Returns the last chunk of data that was actually read (i.e. the peek* and prev* methods do not affect this)

peek(size=0)[source]

Works like read(), but does not affect current seek position.

peekline(times=1)[source]

Works like readline(), but does not affect current seek position. If times is specified, peeks that many lines ahead.

peekparagraph(times=1)[source]

Works like readparagraph(), but does not affect current seek position. If times is specified, peeks that many paragraphs ahead.

peekchunk(delimiter, times=1)[source]

Works like readchunk(), but does not affect current seek position. If times is specified, peeks that many chunks ahead.

prev(size=0)[source]

Works like read(), but reads backwards from current seek position, and does not affect it.

prevline(times=1)[source]

Works like readline(), but reads backwards from current seek position, and does not affect it. If times is specified, reads the line that many times back.

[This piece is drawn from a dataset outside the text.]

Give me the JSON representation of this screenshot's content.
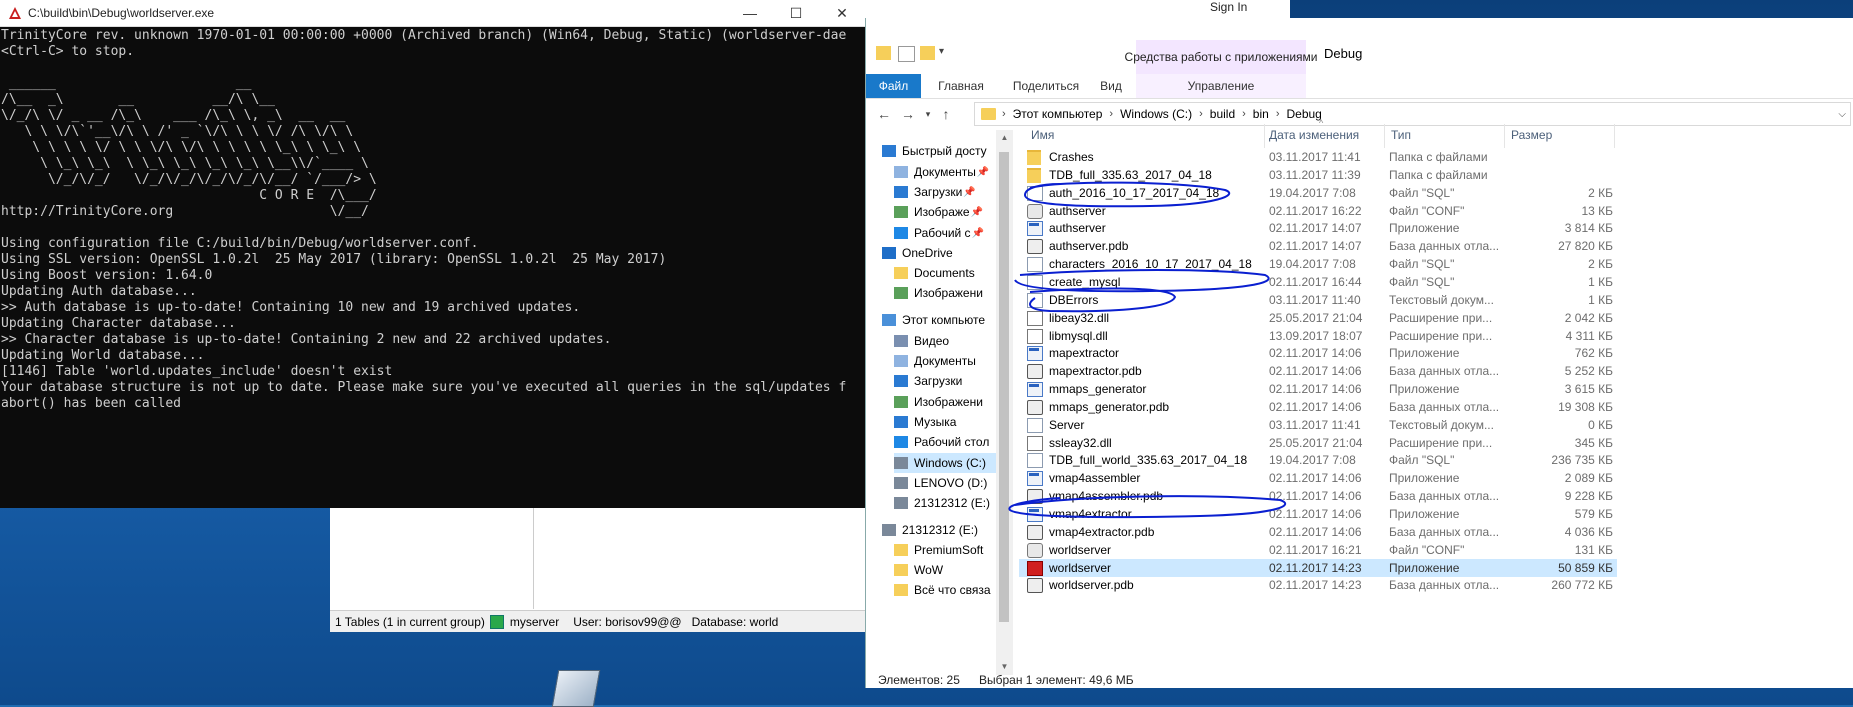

prevparagraph(times=1)[source]

Works like readparagraph(), but reads backwards from current seek position, and does not affect it. If times is specified, reads the paragraph that many times back.

prevchunk(delimiter, times=1)[source]

Works like readchunk(), but reads backwards from current seek position, and does not affect it. If times is specified, reads the chunk that many times back.

getreader(callableObj, *args, **kwargs)[source]

Enables you to treat the result of any single read*, peek* or prev* methods as a new TextReader. Particularly useful to process individual pages in page-oriented documents:

filereader = TextReader("rfc822.txt")
firstpagereader = filereader.getreader(filereader.readpage)
# firstpagereader is now a standalone TextReader that only
# contains the first page of text from rfc822.txt
filereader.seek(0) # reset current seek position
page5reader = filereader.getreader(filereader.peekpage, times=5)
# page5reader now contains the 5th page of text from rfc822.txt
getiterator(callableObj, *args, **kwargs)[source]

Returns an iterator:

filereader = TextReader(“dashed.txt”) # dashed.txt contains paragraphs separated by “—-” for para in filereader.getiterator(filereader.readchunk, “—-“):

print(para)
flush()[source]

See io.IOBase.flush(). This is a no-op.

read(size=0)[source]

See io.TextIOBase.read().

readline(size=None)[source]

See io.TextIOBase.readline().

Note

The size parameter is not supported.

seek(offset, whence=0)[source]

See io.TextIOBase.seek().

Note

The whence parameter is not supported.

tell()[source]

See io.TextIOBase.tell().

write()[source]

See io.TextIOBase.write().

Note

Always raises IOError, as TextReader is a read-only object.

writelines()[source]

See io.IOBase.writelines().

Note

Always raises IOError, as TextReader is a read-only object.

next()

Backwards-compatibility alias for iterating over a file in python 2. Use getiterator() to make iteration work over anything other than lines (eg paragraphs, pages, etc).